Today I’m happy to be welcoming Julia Winter, a new author, to the blog. Julia has written a Pride & Prejudice variation, Mistress of Netherfield, and she’s visiting here today with a deleted scene from the book and a giveaway opportunity. She was also so kind as to provide me an ebook of Mistress of Netherfield to read and so I’ll share my review below. Let’s look at the blurb first, and then I’ll hand over to Julia.
Book Description
It is a truth universally acknowledged that on escaping an unhappy marriage, a young widow will be delighted to remove to the dower house and lease the marital abode to a single man in possession of a good fortune, provided he looks elsewhere to fulfil his want of a wife.

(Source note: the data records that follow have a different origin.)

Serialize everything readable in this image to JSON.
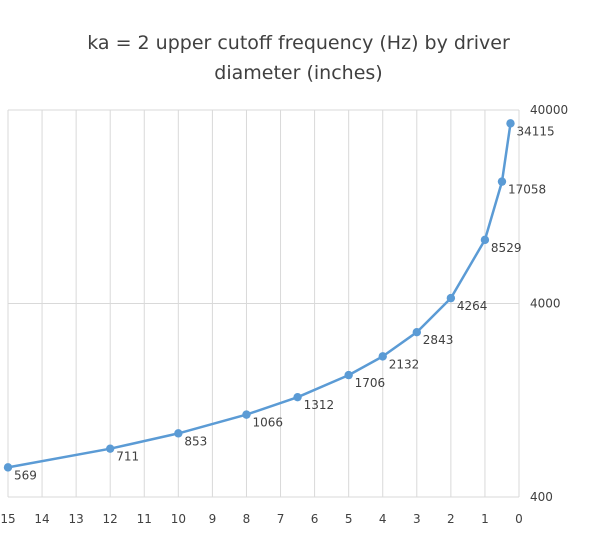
{
  "chart_data": {
    "type": "line",
    "title_line1": "ka = 2 upper cutoff frequency (Hz) by driver",
    "title_line2": "diameter (inches)",
    "xlabel": "",
    "ylabel": "",
    "x_reversed": true,
    "xlim": [
      0,
      15
    ],
    "x_ticks": [
      "15",
      "14",
      "13",
      "12",
      "11",
      "10",
      "9",
      "8",
      "7",
      "6",
      "5",
      "4",
      "3",
      "2",
      "1",
      "0"
    ],
    "y_scale": "log",
    "ylim": [
      400,
      40000
    ],
    "y_ticks": [
      "40000",
      "4000",
      "400"
    ],
    "grid": true,
    "series": [
      {
        "color": "#5B9BD5",
        "x": [
          15,
          12,
          10,
          8,
          6.5,
          5,
          4,
          3,
          2,
          1,
          0.5,
          0.25
        ],
        "values": [
          569,
          711,
          853,
          1066,
          1312,
          1706,
          2132,
          2843,
          4264,
          8529,
          17058,
          34115
        ],
        "labels": [
          "569",
          "711",
          "853",
          "1066",
          "1312",
          "1706",
          "2132",
          "2843",
          "4264",
          "8529",
          "17058",
          "34115"
        ]
      }
    ]
  }
}
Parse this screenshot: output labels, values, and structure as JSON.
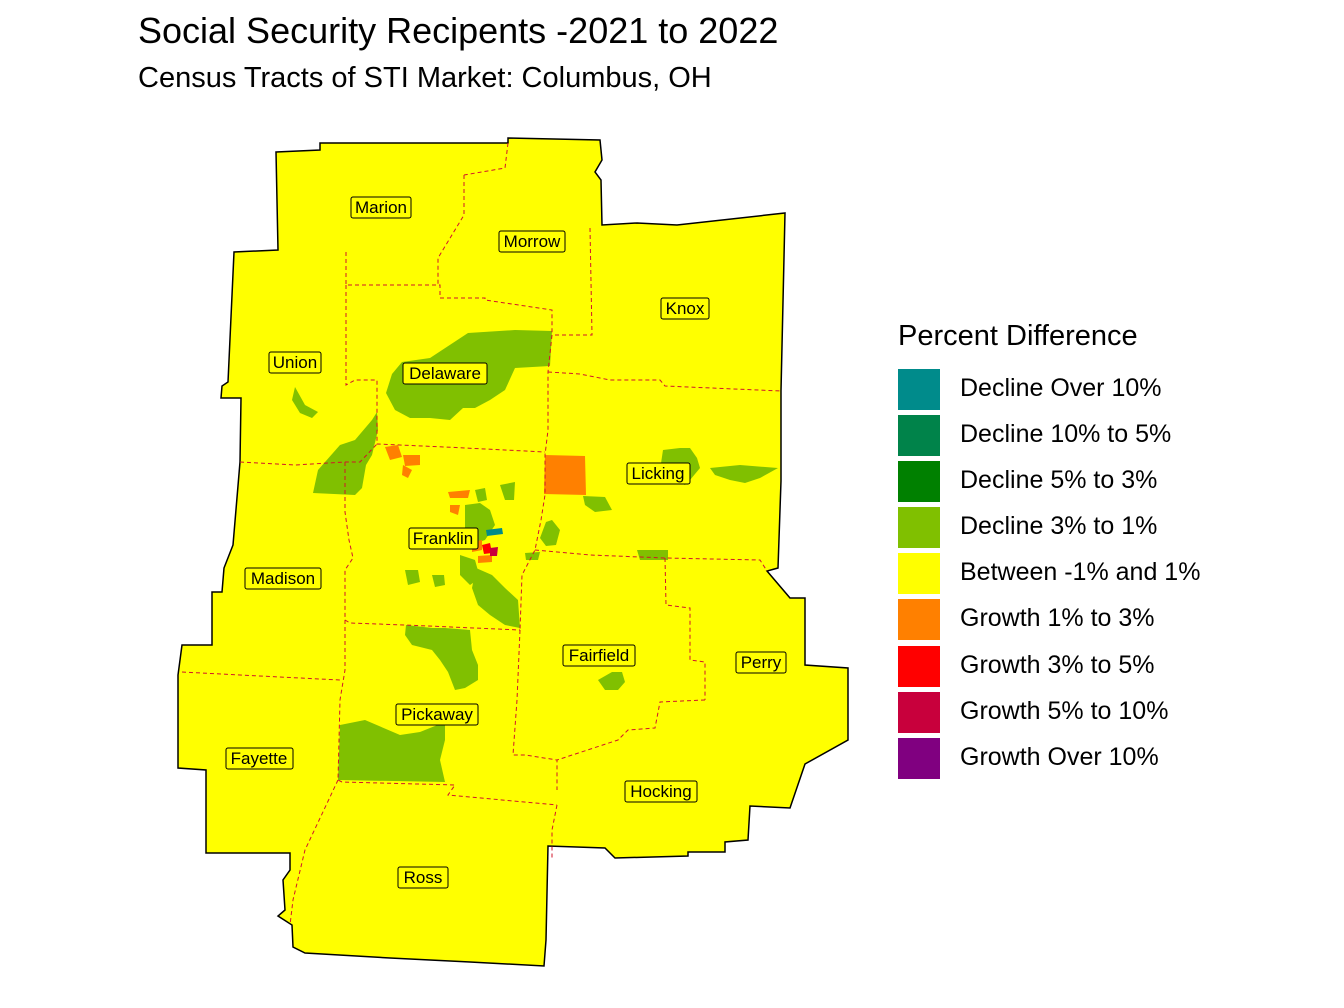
{
  "title": "Social Security Recipents -2021 to 2022",
  "subtitle": "Census Tracts of STI Market: Columbus, OH",
  "legend": {
    "title": "Percent Difference",
    "items": [
      {
        "label": "Decline Over 10%",
        "color": "#008B8B"
      },
      {
        "label": "Decline 10% to 5%",
        "color": "#00834A"
      },
      {
        "label": "Decline 5% to 3%",
        "color": "#008000"
      },
      {
        "label": "Decline 3% to 1%",
        "color": "#80C000"
      },
      {
        "label": "Between -1% and 1%",
        "color": "#FFFF00"
      },
      {
        "label": "Growth 1% to 3%",
        "color": "#FF8000"
      },
      {
        "label": "Growth 3% to 5%",
        "color": "#FF0000"
      },
      {
        "label": "Growth 5% to 10%",
        "color": "#C8003C"
      },
      {
        "label": "Growth Over 10%",
        "color": "#800080"
      }
    ]
  },
  "counties": [
    "Marion",
    "Morrow",
    "Knox",
    "Union",
    "Delaware",
    "Licking",
    "Franklin",
    "Madison",
    "Fairfield",
    "Perry",
    "Pickaway",
    "Fayette",
    "Hocking",
    "Ross"
  ],
  "colors": {
    "base": "#FFFF00",
    "border": "#000000",
    "county_border": "#D2142A"
  }
}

Forced into an unwanted marriage at the tender age of sixteen, and freed six months later by the death of her abusive husband, Elizabeth Grayson (née Bennet) has finally found a measure of peace. The inheritor of her husband’s estate, Netherfield Park, Elizabeth is now a wealthy young widow, independent and self-reliant. With an eye always on improving her four sisters’ woefully small dowries and providing for her mother, who will be homeless when her father dies, Elizabeth is pleased to lease out Netherfield to the Bingley family from the north of England, making her home in the dower house in Meryton and vowing that she will never remarry.
Fitzwilliam Darcy of Pemberley in Derbyshire is rich and well-connected, but reserved in company with anybody outside the very few he counts as friends. Towards those friends, he is loyal and steadfast, the staunchest of supporters. So when a young man comes to him with a tale of the clandestine marriage and mysterious death of Darcy’s old schoolfriend, James Grayson, and begs Darcy’s help to investigate the widow’s role, Darcy agrees. Visiting Charles Bingley, the new tenant of Netherfield, Darcy is very soon torn between his loyalty to his dead friend, and his burgeoning attraction to the widow.
Throw two unprincipled rogues and an elopement into the confines of Meryton, and how will Darcy’s dilemma over Elizabeth ever be resolved? And is she willing to put aside her misgivings, and trust again?